The Supreme Court would soon determine that this sort of tax was, in fact, unconstitutional. A Virginia poll tax was struck down as a violation of the 14th Amendment’s Equal Protection Clause in Harper v. Virginia Board of Elections (1966). For a 6-3 Court, Justice Douglas concluded that “wealth or fee paying has, in our view, no relation to voting qualifications; the right to vote is too precious, too fundamental to be so burdened or conditioned.” Douglas’ logic applies fully to federal elections as well; in tandem with the doctrine of reverse incorporation, Harper renders the 24th Amendment superfluous. But I don’t think an argument from constitutional redundancy can be used to criticize the Warren Court’s decision in Harper, even though the 24th Amendment postdates the doctrine of reverse incorporation.
That argument would go like this. The 14th Amendment became law in 1868, the 24th in 1964. Harper says that the Equal Protection Clause accomplishes something (the only thing) the 24th Amendment purports to accomplish. The Constitution is exceptionally difficult to amend, and the nation wouldn’t have wasted its time on an unnecessary amendment. Therefore, the 24th Amendment (as all amendments do) changed the Constitution in some way. How did it change the Constitution? By prohibiting the denial of suffrage for federal officials for the failure to pay any kind of tax. By deduction, the Equal Protection Clause did not contemplate such a prohibition. Harper was incorrectly decided.
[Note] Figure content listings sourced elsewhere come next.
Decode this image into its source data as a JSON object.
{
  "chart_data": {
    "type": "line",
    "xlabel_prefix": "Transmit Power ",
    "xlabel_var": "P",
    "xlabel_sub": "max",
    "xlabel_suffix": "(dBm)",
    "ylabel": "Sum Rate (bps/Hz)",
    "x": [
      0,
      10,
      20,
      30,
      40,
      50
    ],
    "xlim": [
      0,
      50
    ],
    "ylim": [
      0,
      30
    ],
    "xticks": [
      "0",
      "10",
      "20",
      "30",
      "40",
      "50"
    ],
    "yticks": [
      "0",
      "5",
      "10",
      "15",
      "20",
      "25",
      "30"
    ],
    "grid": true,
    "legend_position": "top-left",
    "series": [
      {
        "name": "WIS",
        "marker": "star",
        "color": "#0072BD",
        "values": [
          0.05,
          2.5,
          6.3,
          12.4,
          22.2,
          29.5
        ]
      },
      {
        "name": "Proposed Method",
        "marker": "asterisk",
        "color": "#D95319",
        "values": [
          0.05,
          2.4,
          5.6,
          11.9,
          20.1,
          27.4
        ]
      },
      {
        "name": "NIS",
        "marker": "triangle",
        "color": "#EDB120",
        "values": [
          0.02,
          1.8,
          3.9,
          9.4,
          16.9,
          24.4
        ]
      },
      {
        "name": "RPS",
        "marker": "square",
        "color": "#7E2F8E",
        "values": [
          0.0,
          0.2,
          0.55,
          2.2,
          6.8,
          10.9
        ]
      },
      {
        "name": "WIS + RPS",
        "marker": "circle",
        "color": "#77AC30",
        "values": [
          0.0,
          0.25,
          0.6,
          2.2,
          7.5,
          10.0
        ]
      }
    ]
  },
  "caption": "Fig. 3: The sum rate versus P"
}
This argument denies that changed societal circumstances can furnish the Equal Protection Clause’s open-ended language new applications not contemplated by prior generations, a proposition the Court made famous in Brown v. Board of Education (1954). It also fails to take into account the Supreme Court’s decision in Breedlove v. Suttles (1937), which ruled that states are constrained only by the 15th and 19th Amendments when conditioning their citizens’ suffrage. Whether or not the 24th Amendment’s proponents personally thought the Equal Protection Clause relevant in this calculation, the Court had ruled firmly in the negative. To invoke the 14th Amendment in a crusade against the poll tax would have been to deny the authority of a relatively recent precedent. It’s entirely plausible that one purpose of the 24th Amendment was to partially overturn a decision that some of the adopters/ratifiers believed to be erroneous. So just as the Blaine Amendment doesn’t prove that the Representatives of 1875 didn’t themselves understand the Privileges or Immunities Clause of the 14th Amendment to apply Bill of Rights guarantees to the states (given Slaughterhouse and Cruikshank), the adoption of the 24th Amendment may have been intended to exorcise an improper reading of the constitutional text. If so, it’s not surprising that the Court reversed itself in Harper.